Faire une mise à jour intérieure, c’est reconnaître qu’une ancienne croyance ne m’aide plus, puis choisir consciemment une nouvelle façon de penser plus vraie, plus aidante et plus aimante.

Par exemple, au lieu de penser : “Je ne suis pas important si l’autre ne me répond pas”, je peux mettre à jour avec : “Le délai de réponse de l’autre ne détermine pas ma valeur.”

Au lieu de penser : “Je dois plaire pour être aimé”, je peux mettre à jour avec : “Je peux être vrai, respectueux et digne d’amour, même si je ne plais pas à tout le monde.”

Au lieu de penser : “Je suis responsable du bonheur des autres”, je peux mettre à jour avec : “Je peux aimer les autres sans porter leur monde intérieur à leur place.”

Chaque mise à jour intérieure crée un nouveau chemin mental. Et plus ce chemin est répété, plus il devient accessible, naturel et apaisant.

Créer son bonheur de l’intérieur

Créer son bonheur de l’intérieur, ce n’est pas vivre sans difficulté. Ce n’est pas nier la réalité, ni faire semblant que tout va bien.

C’est apprendre à ne plus s’abandonner intérieurement devant ce qui arrive. C’est cesser de nourrir automatiquement les anciennes croyances qui font mal. C’est développer une manière plus consciente, plus logique et plus aimante de se parler.

Le bonheur durable ne vient pas d’une vie parfaitement contrôlée. Il naît d’une relation intérieure plus juste avec soi-même, les autres et la réalité.

Lorsque je transforme mes habitudes de penser, je transforme graduellement mon ressenti. Et lorsque mon ressenti change, ma manière d’agir, d’aimer, de choisir et de vivre change aussi.

Un chemin d’apprentissage

L’autonomie affective est un apprentissage. Elle demande de l’observation, de l’honnêteté, de la pratique et beaucoup d’amour envers soi.
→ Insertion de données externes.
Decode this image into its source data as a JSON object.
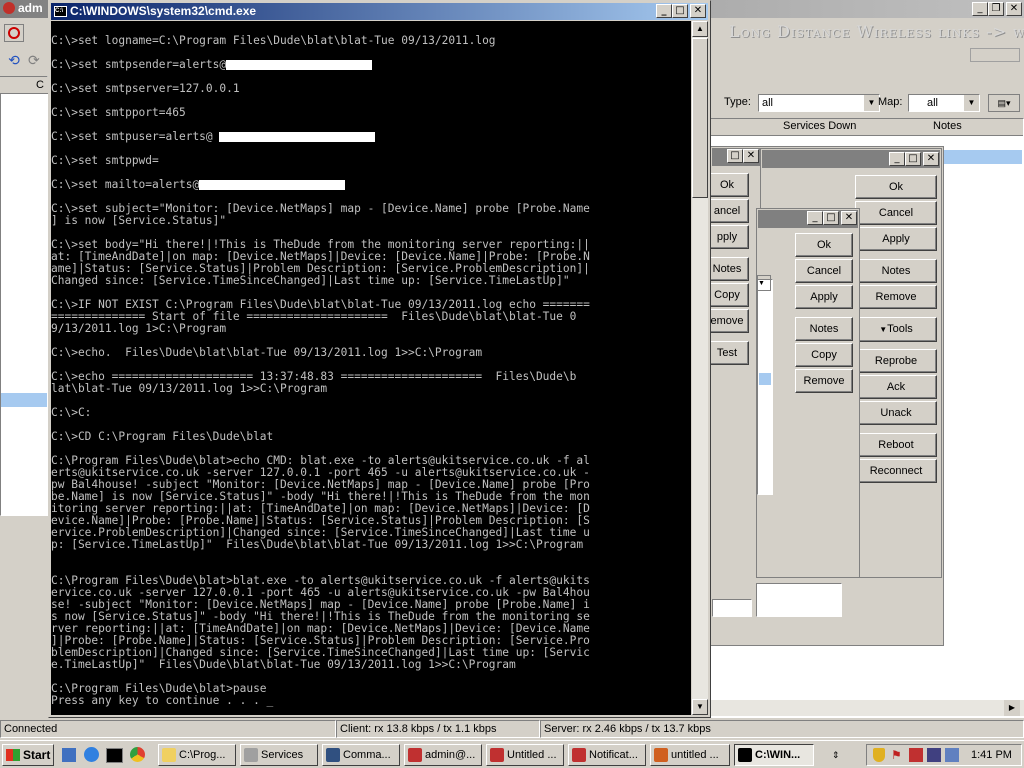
{
  "cmd": {
    "title": "C:\\WINDOWS\\system32\\cmd.exe",
    "lines": [
      {
        "t": "",
        "y": 0
      },
      {
        "t": "C:\\>set logname=C:\\Program Files\\Dude\\blat\\blat-Tue 09/13/2011.log"
      },
      {
        "t": ""
      },
      {
        "t": "C:\\>set smtpsender=alerts@",
        "redact": 146
      },
      {
        "t": ""
      },
      {
        "t": "C:\\>set smtpserver=127.0.0.1"
      },
      {
        "t": ""
      },
      {
        "t": "C:\\>set smtpport=465"
      },
      {
        "t": ""
      },
      {
        "t": "C:\\>set smtpuser=alerts@ ",
        "redact": 156
      },
      {
        "t": ""
      },
      {
        "t": "C:\\>set smtppwd="
      },
      {
        "t": ""
      },
      {
        "t": "C:\\>set mailto=alerts@",
        "redact": 146
      },
      {
        "t": ""
      },
      {
        "t": "C:\\>set subject=\"Monitor: [Device.NetMaps] map - [Device.Name] probe [Probe.Name"
      },
      {
        "t": "] is now [Service.Status]\""
      },
      {
        "t": ""
      },
      {
        "t": "C:\\>set body=\"Hi there!|!This is TheDude from the monitoring server reporting:||"
      },
      {
        "t": "at: [TimeAndDate]|on map: [Device.NetMaps]|Device: [Device.Name]|Probe: [Probe.N"
      },
      {
        "t": "ame]|Status: [Service.Status]|Problem Description: [Service.ProblemDescription]|"
      },
      {
        "t": "Changed since: [Service.TimeSinceChanged]|Last time up: [Service.TimeLastUp]\""
      },
      {
        "t": ""
      },
      {
        "t": "C:\\>IF NOT EXIST C:\\Program Files\\Dude\\blat\\blat-Tue 09/13/2011.log echo ======="
      },
      {
        "t": "============== Start of file =====================  Files\\Dude\\blat\\blat-Tue 0"
      },
      {
        "t": "9/13/2011.log 1>C:\\Program"
      },
      {
        "t": ""
      },
      {
        "t": "C:\\>echo.  Files\\Dude\\blat\\blat-Tue 09/13/2011.log 1>>C:\\Program"
      },
      {
        "t": ""
      },
      {
        "t": "C:\\>echo ===================== 13:37:48.83 =====================  Files\\Dude\\b"
      },
      {
        "t": "lat\\blat-Tue 09/13/2011.log 1>>C:\\Program"
      },
      {
        "t": ""
      },
      {
        "t": "C:\\>C:"
      },
      {
        "t": ""
      },
      {
        "t": "C:\\>CD C:\\Program Files\\Dude\\blat"
      },
      {
        "t": ""
      },
      {
        "t": "C:\\Program Files\\Dude\\blat>echo CMD: blat.exe -to alerts@ukitservice.co.uk -f al"
      },
      {
        "t": "erts@ukitservice.co.uk -server 127.0.0.1 -port 465 -u alerts@ukitservice.co.uk -"
      },
      {
        "t": "pw Bal4house! -subject \"Monitor: [Device.NetMaps] map - [Device.Name] probe [Pro"
      },
      {
        "t": "be.Name] is now [Service.Status]\" -body \"Hi there!|!This is TheDude from the mon"
      },
      {
        "t": "itoring server reporting:||at: [TimeAndDate]|on map: [Device.NetMaps]|Device: [D"
      },
      {
        "t": "evice.Name]|Probe: [Probe.Name]|Status: [Service.Status]|Problem Description: [S"
      },
      {
        "t": "ervice.ProblemDescription]|Changed since: [Service.TimeSinceChanged]|Last time u"
      },
      {
        "t": "p: [Service.TimeLastUp]\"  Files\\Dude\\blat\\blat-Tue 09/13/2011.log 1>>C:\\Program"
      },
      {
        "t": ""
      },
      {
        "t": ""
      },
      {
        "t": "C:\\Program Files\\Dude\\blat>blat.exe -to alerts@ukitservice.co.uk -f alerts@ukits"
      },
      {
        "t": "ervice.co.uk -server 127.0.0.1 -port 465 -u alerts@ukitservice.co.uk -pw Bal4hou"
      },
      {
        "t": "se! -subject \"Monitor: [Device.NetMaps] map - [Device.Name] probe [Probe.Name] i"
      },
      {
        "t": "s now [Service.Status]\" -body \"Hi there!|!This is TheDude from the monitoring se"
      },
      {
        "t": "rver reporting:||at: [TimeAndDate]|on map: [Device.NetMaps]|Device: [Device.Name"
      },
      {
        "t": "]|Probe: [Probe.Name]|Status: [Service.Status]|Problem Description: [Service.Pro"
      },
      {
        "t": "blemDescription]|Changed since: [Service.TimeSinceChanged]|Last time up: [Servic"
      },
      {
        "t": "e.TimeLastUp]\"  Files\\Dude\\blat\\blat-Tue 09/13/2011.log 1>>C:\\Program"
      },
      {
        "t": ""
      },
      {
        "t": "C:\\Program Files\\Dude\\blat>pause"
      },
      {
        "t": "Press any key to continue . . . _"
      }
    ]
  },
  "dude": {
    "title_fragment": "adm",
    "banner": "Long Distance Wireless links -> www",
    "type_label": "Type:",
    "type_value": "all",
    "map_label": "Map:",
    "map_value": "all",
    "col_services_down": "Services Down",
    "col_notes": "Notes",
    "col_c": "C",
    "status_connected": "Connected",
    "status_client": "Client: rx 13.8 kbps / tx 1.1 kbps",
    "status_server": "Server: rx 2.46 kbps / tx 13.7 kbps"
  },
  "dialog1": {
    "buttons": [
      "Ok",
      "ancel",
      "pply",
      "Notes",
      "Copy",
      "emove",
      "Test"
    ]
  },
  "dialog2": {
    "buttons": [
      "Ok",
      "Cancel",
      "Apply",
      "Notes",
      "Copy",
      "Remove"
    ]
  },
  "dialog3": {
    "buttons": [
      "Ok",
      "Cancel",
      "Apply",
      "Notes",
      "Remove",
      "Tools",
      "Reprobe",
      "Ack",
      "Unack",
      "Reboot",
      "Reconnect"
    ]
  },
  "taskbar": {
    "start": "Start",
    "tasks": [
      "C:\\Prog...",
      "Services",
      "Comma...",
      "admin@...",
      "Untitled ...",
      "Notificat...",
      "untitled ...",
      "C:\\WIN..."
    ],
    "clock": "1:41 PM"
  },
  "colors": {
    "title_active": "#0a246a",
    "title_inactive": "#808080",
    "console_text": "#c0c0c0"
  }
}
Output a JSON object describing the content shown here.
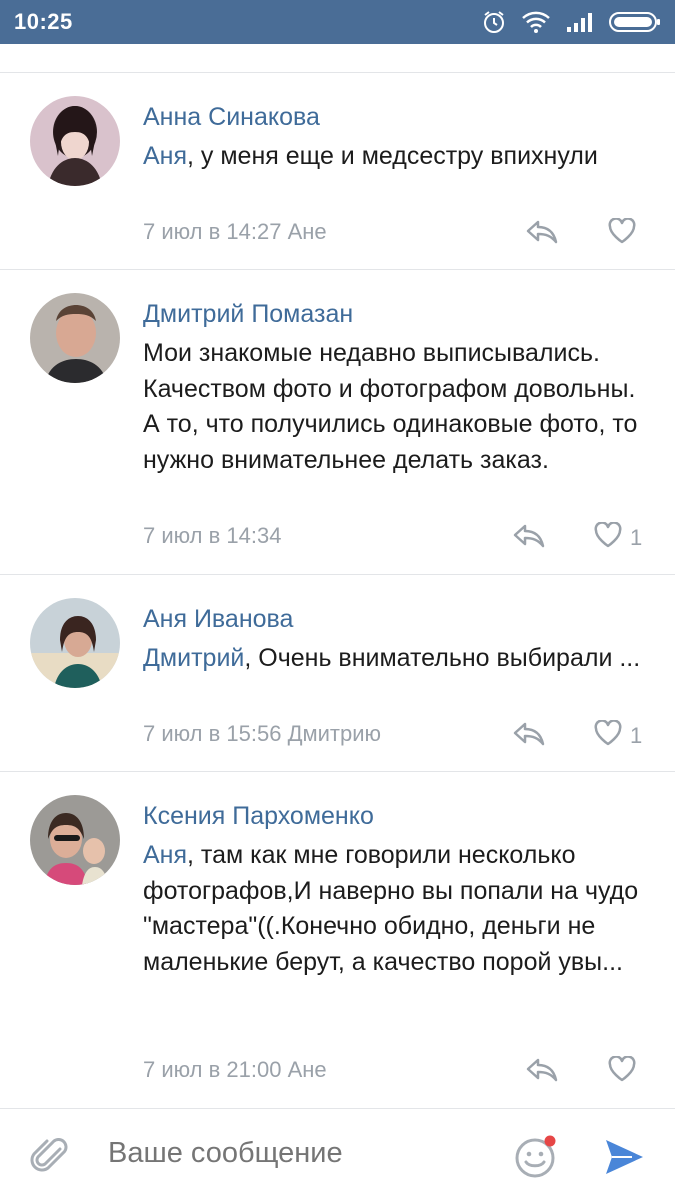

Il ne s’agit pas de se juger parce qu’on découvre en soi des pensées de peur, de rejet, de contrôle, de culpabilité ou de dévalorisation. Il s’agit plutôt de les reconnaître comme d’anciens apprentissages qui peuvent être transformés.

À chaque fois que je me sens mal, je peux apprendre à revenir à moi et me demander : quels sont les faits? Quelle est ma perception? Quelle pensée nourrit ma souffrance? Quel besoin demande à être entendu? Quelle mise à jour intérieure puis-je choisir maintenant?

C’est ainsi que l’on cesse peu à peu de subir son monde intérieur. On apprend à le comprendre, à l’éduquer et à l’accompagner avec amour.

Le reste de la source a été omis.